🤖 AI Summary
This work addresses the significant performance degradation of large language model (LLM)-based audio-visual speech recognition (AVSR) systems in noisy environments, primarily caused by insufficient modeling of noise robustness. To tackle this issue, the study introduces the variational information bottleneck (VIB) into LLM-based AVSR architectures for the first time. Without altering the model structure or augmenting training data, VIB layers are strategically embedded at critical positions within the LLM backbone to regularize multimodal representations. This approach effectively enhances model stability across diverse signal-to-noise ratios and noise types, substantially mitigating performance deterioration and yielding more robust audio-visual speech recognition.
📝 Abstract
Audio-Visual Speech Recognition takes two input modalities, acoustic and visual streams, where visual information from lip movements aids recognition when audio is noisy. Recently, LLM-based AVSR models have emerged as a promising paradigm by connecting pre-trained audio-visual encoders to an LLM, achieving strong results in clean conditions.

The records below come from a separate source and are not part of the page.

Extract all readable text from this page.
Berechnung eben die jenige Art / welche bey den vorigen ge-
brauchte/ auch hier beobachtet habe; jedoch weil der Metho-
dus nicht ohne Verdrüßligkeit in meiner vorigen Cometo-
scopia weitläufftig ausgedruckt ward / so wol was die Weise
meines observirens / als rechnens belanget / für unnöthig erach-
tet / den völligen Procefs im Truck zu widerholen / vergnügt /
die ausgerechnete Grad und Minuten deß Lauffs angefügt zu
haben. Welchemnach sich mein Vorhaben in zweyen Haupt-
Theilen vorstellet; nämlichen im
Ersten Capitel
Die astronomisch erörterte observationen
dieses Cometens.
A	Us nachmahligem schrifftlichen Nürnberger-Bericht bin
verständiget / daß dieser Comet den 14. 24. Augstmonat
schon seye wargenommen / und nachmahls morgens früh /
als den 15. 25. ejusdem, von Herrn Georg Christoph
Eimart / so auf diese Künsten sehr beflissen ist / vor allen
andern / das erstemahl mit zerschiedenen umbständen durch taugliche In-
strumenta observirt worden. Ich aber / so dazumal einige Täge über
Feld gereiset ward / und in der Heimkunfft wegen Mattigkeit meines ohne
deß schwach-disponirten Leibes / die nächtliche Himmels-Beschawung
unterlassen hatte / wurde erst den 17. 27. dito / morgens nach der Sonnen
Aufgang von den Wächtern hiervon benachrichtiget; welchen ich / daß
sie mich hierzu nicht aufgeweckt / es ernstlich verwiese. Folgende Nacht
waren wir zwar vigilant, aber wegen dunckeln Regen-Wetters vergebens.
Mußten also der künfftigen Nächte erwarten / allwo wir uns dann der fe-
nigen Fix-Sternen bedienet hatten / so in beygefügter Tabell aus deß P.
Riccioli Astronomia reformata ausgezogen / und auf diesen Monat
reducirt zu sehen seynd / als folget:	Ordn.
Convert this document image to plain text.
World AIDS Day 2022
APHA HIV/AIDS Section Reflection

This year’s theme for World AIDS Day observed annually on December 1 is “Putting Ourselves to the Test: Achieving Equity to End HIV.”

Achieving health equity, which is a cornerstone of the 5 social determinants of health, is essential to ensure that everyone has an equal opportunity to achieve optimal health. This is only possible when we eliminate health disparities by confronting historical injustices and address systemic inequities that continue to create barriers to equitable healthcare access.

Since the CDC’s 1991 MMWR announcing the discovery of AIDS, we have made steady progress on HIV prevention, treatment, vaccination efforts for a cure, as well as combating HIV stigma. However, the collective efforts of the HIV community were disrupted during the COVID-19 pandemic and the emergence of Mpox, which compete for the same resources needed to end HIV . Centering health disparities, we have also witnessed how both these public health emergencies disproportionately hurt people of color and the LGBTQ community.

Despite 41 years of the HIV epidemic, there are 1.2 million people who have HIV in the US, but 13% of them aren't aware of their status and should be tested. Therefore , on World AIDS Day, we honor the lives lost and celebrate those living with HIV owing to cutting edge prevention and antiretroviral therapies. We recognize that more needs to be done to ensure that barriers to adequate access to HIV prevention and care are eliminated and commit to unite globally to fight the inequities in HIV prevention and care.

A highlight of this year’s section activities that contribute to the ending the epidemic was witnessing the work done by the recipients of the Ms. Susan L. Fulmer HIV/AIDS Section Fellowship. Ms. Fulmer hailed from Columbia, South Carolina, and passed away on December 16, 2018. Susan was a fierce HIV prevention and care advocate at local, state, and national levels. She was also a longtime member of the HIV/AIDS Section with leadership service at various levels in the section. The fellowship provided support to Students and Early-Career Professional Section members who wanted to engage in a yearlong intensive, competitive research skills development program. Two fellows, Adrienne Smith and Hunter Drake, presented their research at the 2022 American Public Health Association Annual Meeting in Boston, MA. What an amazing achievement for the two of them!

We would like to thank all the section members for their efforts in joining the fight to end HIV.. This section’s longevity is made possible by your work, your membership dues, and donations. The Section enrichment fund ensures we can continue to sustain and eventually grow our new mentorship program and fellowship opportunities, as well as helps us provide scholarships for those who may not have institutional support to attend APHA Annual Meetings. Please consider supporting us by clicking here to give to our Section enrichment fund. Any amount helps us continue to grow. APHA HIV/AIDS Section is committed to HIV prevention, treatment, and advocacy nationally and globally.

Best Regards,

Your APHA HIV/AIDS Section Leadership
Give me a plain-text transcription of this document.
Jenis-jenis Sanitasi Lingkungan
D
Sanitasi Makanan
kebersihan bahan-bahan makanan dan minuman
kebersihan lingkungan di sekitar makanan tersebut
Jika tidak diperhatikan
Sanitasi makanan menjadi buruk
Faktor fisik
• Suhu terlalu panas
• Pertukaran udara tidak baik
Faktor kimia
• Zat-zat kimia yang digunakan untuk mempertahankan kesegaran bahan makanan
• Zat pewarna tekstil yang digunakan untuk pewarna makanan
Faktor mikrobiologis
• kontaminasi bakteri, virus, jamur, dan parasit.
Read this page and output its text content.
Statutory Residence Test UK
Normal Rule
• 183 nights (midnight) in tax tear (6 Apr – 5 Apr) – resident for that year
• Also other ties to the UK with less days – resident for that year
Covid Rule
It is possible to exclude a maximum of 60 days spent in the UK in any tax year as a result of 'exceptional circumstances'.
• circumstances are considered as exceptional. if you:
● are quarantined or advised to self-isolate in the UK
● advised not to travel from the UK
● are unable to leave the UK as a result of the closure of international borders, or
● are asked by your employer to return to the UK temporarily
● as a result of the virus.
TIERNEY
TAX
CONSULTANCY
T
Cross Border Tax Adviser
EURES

However, these models are predominantly optimized for clean acoustic conditions, with limited attention to making the LLM backbone robust to noise. No explicit mechanism is employed to produce stable representations under corrupted audio, leading to performance degradation in noisy environments. To address this, we propose VIB-AVSR, which integrates Variational Information Bottleneck layers at targeted positions within the LLM backbone to regularize representations. VIB-AVSR reduces degradation under noisy conditions across multiple SNR levels and noise types, without requiring architectural modifications or additional training data.